What about Commodities?

There is a strong correlation between interest rates and commodities like gold, silver, and crude oil. For starters, all dollar-denominated commodities will be affected by a stronger USD. Gold typically reacts negatively to a stronger greenback which is brought about by rising interest rates. However, studies have shown that gold demand will not necessarily decline if interest rates rise. We do know however that equities markets tend to fare poorly with higher interest rates. The reason for this is that many of these listed companies have loans with banks and higher interest rates mean that their debt obligations will increase. Unless these companies pass on these costs to consumers, their profitability will decline.

As a result, share prices decline. We are seeing the makings of a downturn in equities markets, but the Trump phenomenon is likely to act as a buffer to prevent such movements.

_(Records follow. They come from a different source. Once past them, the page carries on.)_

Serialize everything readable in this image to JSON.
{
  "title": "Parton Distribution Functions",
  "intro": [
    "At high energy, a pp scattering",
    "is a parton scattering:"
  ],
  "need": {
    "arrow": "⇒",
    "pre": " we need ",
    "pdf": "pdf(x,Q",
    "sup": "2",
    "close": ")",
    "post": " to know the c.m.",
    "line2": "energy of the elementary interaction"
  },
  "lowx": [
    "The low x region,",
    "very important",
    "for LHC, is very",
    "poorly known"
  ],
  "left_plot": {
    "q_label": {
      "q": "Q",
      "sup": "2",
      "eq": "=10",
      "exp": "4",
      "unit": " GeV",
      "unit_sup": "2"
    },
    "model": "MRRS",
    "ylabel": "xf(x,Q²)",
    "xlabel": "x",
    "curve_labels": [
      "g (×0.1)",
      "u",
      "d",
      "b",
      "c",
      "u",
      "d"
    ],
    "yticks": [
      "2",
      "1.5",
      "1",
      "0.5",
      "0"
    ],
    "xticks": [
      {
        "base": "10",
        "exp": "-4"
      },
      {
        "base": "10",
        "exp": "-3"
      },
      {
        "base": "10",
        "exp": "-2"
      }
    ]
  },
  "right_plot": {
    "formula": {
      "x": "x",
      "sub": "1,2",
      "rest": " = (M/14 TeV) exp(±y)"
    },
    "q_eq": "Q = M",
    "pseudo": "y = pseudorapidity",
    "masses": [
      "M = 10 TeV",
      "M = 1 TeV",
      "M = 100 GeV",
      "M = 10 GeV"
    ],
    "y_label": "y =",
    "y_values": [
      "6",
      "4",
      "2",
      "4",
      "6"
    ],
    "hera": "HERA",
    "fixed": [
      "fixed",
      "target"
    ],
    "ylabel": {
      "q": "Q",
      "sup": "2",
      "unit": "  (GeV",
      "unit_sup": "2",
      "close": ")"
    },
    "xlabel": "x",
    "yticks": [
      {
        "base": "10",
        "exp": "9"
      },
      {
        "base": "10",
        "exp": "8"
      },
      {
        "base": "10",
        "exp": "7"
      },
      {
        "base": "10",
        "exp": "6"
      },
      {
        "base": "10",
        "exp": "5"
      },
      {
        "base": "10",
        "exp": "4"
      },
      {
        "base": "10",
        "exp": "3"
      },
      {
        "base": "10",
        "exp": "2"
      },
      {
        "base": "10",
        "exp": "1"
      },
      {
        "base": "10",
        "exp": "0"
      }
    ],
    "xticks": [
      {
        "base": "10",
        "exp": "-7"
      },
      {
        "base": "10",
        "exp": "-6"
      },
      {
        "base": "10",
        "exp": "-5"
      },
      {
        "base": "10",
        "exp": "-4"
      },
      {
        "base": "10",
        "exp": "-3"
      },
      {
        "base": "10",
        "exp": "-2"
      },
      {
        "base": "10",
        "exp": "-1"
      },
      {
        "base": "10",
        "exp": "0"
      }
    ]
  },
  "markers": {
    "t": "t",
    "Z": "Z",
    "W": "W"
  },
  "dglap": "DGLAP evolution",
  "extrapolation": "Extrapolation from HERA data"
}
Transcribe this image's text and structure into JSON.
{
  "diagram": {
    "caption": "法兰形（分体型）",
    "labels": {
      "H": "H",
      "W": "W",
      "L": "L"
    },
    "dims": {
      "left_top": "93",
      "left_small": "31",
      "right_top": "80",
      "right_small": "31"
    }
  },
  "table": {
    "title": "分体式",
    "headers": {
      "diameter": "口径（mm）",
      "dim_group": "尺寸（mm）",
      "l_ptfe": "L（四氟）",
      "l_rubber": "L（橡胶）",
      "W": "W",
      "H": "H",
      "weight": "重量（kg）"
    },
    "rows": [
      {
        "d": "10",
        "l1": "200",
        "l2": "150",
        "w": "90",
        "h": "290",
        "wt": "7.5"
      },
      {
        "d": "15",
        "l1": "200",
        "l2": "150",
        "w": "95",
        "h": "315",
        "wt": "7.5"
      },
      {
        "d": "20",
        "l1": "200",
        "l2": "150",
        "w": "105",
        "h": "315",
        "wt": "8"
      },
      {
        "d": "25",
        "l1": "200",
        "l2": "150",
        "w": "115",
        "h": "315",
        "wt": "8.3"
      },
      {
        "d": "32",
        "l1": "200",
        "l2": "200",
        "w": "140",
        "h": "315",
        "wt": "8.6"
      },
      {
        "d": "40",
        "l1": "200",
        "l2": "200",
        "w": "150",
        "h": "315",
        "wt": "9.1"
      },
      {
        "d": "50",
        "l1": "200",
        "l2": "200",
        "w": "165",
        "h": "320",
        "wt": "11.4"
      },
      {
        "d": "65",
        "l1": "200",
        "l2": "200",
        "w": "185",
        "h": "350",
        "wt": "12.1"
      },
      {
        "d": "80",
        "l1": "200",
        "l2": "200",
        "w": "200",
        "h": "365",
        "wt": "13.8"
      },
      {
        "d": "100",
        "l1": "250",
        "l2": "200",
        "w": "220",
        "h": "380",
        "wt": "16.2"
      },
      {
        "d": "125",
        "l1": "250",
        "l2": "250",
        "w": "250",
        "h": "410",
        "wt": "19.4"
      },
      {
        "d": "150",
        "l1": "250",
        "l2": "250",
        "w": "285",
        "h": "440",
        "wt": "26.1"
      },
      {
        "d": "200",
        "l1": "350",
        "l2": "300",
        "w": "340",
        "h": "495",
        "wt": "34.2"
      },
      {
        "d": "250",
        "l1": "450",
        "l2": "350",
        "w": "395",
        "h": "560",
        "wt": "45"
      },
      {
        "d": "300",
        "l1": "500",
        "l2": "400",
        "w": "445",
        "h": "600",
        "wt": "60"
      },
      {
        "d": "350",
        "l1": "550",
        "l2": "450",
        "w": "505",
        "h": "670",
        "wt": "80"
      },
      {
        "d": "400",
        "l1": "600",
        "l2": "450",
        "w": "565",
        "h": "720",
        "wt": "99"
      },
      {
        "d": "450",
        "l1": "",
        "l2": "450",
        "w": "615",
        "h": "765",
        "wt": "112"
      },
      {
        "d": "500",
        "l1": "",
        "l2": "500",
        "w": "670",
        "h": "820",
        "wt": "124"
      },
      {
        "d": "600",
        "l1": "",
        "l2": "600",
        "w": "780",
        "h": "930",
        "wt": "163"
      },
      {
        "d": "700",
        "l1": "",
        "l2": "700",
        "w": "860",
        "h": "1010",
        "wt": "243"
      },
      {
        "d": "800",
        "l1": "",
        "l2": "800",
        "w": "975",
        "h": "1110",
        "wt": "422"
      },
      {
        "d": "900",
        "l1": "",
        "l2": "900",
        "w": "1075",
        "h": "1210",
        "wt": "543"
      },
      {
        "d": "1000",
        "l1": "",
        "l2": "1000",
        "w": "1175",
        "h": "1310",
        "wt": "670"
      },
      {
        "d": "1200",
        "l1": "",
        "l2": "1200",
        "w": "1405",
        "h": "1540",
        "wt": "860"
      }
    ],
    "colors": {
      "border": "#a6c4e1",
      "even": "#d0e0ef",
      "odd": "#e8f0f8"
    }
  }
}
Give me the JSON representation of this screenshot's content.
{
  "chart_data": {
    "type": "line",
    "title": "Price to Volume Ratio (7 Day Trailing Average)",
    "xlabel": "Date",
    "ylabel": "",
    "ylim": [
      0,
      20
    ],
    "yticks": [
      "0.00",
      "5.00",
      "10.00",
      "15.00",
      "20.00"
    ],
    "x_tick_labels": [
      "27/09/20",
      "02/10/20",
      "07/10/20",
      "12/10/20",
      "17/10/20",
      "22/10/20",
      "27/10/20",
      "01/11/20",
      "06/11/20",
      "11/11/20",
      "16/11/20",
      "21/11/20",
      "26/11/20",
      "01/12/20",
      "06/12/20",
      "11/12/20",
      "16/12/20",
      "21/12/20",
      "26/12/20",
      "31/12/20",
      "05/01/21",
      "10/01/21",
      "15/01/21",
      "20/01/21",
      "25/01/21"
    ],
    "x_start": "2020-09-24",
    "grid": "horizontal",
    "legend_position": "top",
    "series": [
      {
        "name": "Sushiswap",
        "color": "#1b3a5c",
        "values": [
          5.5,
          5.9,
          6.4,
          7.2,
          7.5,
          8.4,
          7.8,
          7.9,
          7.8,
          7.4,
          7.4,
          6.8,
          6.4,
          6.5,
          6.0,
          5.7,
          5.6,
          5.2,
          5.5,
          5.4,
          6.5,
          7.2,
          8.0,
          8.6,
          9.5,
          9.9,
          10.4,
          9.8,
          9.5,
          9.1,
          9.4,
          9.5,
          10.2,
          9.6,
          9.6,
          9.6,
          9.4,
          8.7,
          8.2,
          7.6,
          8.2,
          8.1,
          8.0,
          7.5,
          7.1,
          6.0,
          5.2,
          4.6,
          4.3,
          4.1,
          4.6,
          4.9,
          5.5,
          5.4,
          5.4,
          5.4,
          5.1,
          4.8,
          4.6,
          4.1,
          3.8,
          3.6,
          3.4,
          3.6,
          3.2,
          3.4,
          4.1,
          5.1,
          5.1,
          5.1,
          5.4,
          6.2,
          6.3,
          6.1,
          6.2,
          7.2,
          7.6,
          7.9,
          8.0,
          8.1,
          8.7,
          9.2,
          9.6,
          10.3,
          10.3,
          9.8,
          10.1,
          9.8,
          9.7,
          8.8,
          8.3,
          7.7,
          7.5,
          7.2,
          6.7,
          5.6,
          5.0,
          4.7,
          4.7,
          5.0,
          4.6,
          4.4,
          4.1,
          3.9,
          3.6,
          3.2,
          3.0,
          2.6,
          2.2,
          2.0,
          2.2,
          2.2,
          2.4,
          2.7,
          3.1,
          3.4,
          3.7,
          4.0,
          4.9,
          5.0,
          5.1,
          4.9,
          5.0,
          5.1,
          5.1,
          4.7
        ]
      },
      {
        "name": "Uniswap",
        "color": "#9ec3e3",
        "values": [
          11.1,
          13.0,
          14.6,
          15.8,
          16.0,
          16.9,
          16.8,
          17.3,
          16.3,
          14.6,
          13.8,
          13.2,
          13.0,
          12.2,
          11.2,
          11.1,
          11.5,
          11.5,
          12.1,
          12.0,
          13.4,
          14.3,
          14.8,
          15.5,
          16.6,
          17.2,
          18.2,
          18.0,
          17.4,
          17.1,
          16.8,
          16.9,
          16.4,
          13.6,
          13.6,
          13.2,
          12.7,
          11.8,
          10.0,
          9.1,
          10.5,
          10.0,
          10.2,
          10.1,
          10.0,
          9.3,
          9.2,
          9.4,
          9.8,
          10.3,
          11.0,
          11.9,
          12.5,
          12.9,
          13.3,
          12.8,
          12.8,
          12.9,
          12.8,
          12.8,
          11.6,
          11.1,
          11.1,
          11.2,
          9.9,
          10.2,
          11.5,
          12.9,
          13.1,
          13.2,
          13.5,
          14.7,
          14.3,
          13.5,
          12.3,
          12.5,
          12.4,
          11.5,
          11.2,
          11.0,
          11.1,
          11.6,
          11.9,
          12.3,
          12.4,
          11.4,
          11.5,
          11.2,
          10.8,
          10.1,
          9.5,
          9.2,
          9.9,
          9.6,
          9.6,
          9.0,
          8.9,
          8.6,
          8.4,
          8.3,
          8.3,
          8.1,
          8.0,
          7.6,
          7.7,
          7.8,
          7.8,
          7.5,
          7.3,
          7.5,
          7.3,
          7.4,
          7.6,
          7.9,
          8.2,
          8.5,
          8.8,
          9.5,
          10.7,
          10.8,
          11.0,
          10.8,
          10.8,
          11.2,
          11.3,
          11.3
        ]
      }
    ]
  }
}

Crude oil is less likely to be affected by the rate hike than it is by the introduction of WTI crude oil producers back into the mix. Now that OPEC has agreed to cut production in January by 1.2 million barrels per day, US crude oil producers will likely fill the void. The short and sweet of it is this: go long on the USD with call options, and short on mining stocks which are taking a beating with a weak gold price.